Страница 24 из 131
Исповедоваться первой встречной собаке — это, знаете ли, совсем не уважать себя. Но я всё равно села. Чинно расправила юбку, сложила ладошки вместе, даже взгляд опустила, как бы поступила «забитая мышка» Филиппа.
«Ну… я жду», — фыркнул у меня в голове красноглазый.
— А чего именно ждёте? — уточнила я осторожно, гадая, с какой бы стороны к нему подступиться, чтобы и себя не выдать и вместе с тем разобраться со своей внезапно обнаружившейся не-шизофренией.
«Правду и ничего кроме правды. Ты кто такая, цыпа?»
— Леди Адельвейн. Можно просто Филиппа.
«Сирота из приюта?» — недоверчиво уточнила псина, и мне жуть как захотелось треснуть его кочергой из камина.

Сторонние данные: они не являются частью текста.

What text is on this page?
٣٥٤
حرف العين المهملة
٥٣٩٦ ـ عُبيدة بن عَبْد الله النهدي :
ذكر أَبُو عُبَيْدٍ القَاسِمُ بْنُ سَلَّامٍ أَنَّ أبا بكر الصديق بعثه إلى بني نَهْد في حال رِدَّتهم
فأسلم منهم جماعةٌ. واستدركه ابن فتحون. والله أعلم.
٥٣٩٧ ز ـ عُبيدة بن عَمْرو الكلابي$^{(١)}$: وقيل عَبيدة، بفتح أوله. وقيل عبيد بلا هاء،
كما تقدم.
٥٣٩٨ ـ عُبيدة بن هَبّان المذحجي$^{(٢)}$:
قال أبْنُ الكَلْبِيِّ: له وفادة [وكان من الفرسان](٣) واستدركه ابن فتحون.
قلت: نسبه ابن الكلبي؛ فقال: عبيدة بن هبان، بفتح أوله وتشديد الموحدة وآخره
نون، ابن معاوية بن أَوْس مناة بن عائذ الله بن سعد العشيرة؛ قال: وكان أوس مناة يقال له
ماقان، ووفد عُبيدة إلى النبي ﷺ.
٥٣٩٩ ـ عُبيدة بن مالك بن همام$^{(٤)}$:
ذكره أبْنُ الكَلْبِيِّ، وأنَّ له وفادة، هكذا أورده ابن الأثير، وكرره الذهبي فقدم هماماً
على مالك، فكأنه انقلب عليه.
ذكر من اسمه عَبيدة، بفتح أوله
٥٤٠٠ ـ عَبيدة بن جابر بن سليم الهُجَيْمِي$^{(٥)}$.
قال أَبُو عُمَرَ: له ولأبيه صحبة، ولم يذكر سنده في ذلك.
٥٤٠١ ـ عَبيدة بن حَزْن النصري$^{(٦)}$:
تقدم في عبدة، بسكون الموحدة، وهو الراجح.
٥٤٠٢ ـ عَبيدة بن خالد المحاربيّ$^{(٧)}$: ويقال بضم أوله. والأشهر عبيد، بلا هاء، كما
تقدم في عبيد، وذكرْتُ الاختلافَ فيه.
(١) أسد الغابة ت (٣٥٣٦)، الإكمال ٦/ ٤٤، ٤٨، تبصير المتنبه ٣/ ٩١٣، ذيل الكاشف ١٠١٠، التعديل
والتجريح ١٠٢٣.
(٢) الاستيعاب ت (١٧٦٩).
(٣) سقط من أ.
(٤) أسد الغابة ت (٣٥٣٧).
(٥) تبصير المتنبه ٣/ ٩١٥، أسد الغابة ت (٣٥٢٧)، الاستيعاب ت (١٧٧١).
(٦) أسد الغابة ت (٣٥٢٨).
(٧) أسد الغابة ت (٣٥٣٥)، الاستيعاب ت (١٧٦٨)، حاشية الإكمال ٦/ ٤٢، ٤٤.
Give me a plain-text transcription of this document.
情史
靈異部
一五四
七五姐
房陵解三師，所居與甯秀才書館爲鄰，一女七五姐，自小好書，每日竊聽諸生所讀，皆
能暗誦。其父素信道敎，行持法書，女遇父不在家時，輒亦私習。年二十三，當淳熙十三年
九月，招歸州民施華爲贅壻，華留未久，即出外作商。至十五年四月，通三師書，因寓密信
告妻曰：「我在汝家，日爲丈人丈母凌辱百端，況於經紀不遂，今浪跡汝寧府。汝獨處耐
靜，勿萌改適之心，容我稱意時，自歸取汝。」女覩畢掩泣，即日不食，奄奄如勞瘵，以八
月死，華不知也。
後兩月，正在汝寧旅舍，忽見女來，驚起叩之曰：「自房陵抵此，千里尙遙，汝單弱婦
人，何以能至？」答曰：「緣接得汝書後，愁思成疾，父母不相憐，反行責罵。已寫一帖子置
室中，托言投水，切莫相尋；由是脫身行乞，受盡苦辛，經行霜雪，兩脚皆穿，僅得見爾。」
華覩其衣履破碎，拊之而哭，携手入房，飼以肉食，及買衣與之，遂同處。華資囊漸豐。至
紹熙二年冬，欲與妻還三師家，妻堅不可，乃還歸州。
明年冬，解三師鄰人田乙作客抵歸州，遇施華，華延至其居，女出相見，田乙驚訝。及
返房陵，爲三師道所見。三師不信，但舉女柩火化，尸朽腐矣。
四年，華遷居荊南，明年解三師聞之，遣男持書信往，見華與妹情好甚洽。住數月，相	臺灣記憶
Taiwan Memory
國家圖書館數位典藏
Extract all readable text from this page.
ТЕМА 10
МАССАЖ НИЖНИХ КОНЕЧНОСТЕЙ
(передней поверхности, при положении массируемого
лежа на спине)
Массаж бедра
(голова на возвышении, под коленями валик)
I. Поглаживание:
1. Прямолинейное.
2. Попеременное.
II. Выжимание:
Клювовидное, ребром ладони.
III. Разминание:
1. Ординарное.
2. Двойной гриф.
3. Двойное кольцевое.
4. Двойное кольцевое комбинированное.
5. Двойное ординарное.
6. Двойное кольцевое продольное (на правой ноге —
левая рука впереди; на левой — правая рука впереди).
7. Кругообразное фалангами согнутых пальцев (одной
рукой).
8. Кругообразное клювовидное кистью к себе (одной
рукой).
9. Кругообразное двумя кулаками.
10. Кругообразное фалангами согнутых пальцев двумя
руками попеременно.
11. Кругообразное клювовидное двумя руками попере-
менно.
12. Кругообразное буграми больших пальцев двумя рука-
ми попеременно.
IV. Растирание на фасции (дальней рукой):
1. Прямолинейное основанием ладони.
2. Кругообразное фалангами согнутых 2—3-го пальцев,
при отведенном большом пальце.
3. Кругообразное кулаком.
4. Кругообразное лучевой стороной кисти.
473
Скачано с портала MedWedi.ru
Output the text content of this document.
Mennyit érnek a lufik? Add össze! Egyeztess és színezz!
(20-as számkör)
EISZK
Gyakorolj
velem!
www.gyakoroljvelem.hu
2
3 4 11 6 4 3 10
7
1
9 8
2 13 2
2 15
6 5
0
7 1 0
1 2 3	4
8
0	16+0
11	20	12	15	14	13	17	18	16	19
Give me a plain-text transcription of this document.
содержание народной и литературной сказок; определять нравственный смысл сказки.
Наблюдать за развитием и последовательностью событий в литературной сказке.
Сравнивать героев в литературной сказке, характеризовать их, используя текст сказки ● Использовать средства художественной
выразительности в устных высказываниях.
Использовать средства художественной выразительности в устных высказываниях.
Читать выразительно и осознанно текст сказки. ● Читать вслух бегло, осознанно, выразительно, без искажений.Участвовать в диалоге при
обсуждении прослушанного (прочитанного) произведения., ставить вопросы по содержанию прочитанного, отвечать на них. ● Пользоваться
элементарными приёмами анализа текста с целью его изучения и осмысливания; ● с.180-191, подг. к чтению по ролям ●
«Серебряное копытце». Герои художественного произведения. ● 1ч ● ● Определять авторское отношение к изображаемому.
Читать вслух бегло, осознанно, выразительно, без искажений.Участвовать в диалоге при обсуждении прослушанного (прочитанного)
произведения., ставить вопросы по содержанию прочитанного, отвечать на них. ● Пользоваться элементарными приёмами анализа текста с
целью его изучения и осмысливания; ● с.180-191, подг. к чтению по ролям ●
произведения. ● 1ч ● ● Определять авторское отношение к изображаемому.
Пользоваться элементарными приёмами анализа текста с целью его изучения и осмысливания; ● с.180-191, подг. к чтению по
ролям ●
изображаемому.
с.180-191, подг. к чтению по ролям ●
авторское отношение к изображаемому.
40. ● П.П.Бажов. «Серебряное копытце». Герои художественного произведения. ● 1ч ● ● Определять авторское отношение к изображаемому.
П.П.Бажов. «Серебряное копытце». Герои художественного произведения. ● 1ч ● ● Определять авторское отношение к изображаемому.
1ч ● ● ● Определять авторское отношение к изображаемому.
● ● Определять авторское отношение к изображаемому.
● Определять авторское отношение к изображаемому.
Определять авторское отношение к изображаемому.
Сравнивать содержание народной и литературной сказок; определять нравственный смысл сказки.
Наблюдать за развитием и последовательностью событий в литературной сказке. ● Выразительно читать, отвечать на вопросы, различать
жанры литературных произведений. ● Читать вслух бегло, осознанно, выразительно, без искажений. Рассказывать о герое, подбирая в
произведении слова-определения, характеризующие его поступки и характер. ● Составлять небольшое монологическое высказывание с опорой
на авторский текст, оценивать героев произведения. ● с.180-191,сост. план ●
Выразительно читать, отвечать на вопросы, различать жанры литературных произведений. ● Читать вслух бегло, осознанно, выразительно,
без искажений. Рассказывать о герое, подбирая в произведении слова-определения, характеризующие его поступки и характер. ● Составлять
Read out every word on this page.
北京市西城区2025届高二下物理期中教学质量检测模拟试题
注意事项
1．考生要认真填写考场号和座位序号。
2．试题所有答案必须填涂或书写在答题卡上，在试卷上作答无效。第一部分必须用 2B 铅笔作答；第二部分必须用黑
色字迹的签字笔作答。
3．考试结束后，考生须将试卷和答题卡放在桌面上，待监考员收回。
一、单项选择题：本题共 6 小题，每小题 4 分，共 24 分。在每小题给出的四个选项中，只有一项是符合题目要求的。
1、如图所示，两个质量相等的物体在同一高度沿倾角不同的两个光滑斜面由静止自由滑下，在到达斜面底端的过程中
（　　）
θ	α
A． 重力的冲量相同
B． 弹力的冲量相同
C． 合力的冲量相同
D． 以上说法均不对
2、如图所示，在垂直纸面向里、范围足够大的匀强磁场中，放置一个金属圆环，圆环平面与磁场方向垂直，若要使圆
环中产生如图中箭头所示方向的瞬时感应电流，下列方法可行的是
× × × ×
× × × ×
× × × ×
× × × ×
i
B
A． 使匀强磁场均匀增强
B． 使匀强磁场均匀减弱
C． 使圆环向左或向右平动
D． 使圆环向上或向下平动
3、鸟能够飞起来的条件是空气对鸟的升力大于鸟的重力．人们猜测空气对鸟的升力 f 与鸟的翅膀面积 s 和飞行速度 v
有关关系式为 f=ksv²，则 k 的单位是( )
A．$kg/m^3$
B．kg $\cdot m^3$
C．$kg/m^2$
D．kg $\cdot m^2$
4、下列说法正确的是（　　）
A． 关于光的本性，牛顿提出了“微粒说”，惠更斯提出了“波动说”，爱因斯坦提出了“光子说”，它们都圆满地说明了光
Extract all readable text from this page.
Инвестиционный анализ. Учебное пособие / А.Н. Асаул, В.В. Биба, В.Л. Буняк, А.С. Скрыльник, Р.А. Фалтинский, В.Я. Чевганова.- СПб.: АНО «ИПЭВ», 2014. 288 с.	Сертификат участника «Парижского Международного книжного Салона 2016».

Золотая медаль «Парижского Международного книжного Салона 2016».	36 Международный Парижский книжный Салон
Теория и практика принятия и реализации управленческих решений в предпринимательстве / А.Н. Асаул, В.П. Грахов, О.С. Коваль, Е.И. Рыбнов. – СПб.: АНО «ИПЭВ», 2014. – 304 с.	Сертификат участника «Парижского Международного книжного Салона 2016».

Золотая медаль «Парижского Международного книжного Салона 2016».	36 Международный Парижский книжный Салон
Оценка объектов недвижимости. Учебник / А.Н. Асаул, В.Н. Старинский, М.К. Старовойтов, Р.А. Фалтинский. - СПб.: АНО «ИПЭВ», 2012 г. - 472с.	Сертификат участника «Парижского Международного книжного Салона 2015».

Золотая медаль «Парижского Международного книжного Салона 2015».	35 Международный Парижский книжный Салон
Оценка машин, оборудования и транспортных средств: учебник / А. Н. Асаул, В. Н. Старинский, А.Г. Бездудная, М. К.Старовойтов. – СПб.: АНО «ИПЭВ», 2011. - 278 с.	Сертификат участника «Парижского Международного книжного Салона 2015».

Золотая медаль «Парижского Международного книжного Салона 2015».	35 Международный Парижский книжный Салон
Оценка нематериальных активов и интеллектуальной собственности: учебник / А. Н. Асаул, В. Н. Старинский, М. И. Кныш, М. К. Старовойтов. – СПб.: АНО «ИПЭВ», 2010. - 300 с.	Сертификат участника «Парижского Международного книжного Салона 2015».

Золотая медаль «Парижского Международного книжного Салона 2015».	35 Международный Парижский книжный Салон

Наверное, что-то такое отразилось у меня на лице, потому что дог поспешил реабилитироваться:
«Прошу прощения, леди Адельвейн и просто Филиппа, воспитанница обители Созидательницы пречистой, Ильсельсии Прелестнейшей, Мудрейшей и Наивеликолепнейшей. Так лучше?»
— Определённо.
Дог снова зевнул, а потом продолжил наше знакомство:
«И много вас таких сироток… пардон, воспитанниц в той обители водится, которые способны слышать редчайших существ вроде меня?»
— Если честно, без понятия. Ты на моей памяти первая собака, которая не только гавкает, но и разговаривает.
«Да какая ж я тебе собака! — обиженно гавкнула эта… не-собака. — Голову бы тебе откусить за такую ересь! Я существо уникальное, можно сказать, единственное и неповторимое. Но вот что странно, из людей меня не слышит никто, кроме тебя — приблудной пятой наины».
«От блохастого слышу», — едва не огрызнулась я. К счастью, вовремя остановилась. Уже успела понять, что этот дог любит поболтать. Вот и пусть болтает. А я послушаю. И запомню всё, что он мне скажет.
«Даже Мэдок меня не слышит, хоть он и хальдаг. Он создал меня, я, можно сказать, часть его самого — ан нет, не слышит. Свою лучшую половину и…»
— В смысле создал?
«А как Истинные себе вейров создают?»
Я закусила губу, и дог вздохнул. Вот честное слово вздохнул!
«И чему вас там вообще в той дыре учат…».
— Танцам, этикету, живописи, — принялась перечислять я, но пёс меня перебил:
«Это был риторический вопрос, цыпа. Твои унылые детство, отрочество и юность меня совершенно не интересуют. А что касается хальдагов… Вейров, таких как я, они создают из своей плоти и крови, а ещё магии, тёмной-претёмной. Ты ведь в курсе, что они способны проникать в сознание любого живого существа?»
Неуверенно кивнула.
«Управлять его мыслями и поступками, а если понадобится, то и становиться им на время. Вот только последнее отнимает немало сил, а вселяться в вейров легко и почти не энергозатратно. Я — глаза и уши своего хозяина. Да если б не я…»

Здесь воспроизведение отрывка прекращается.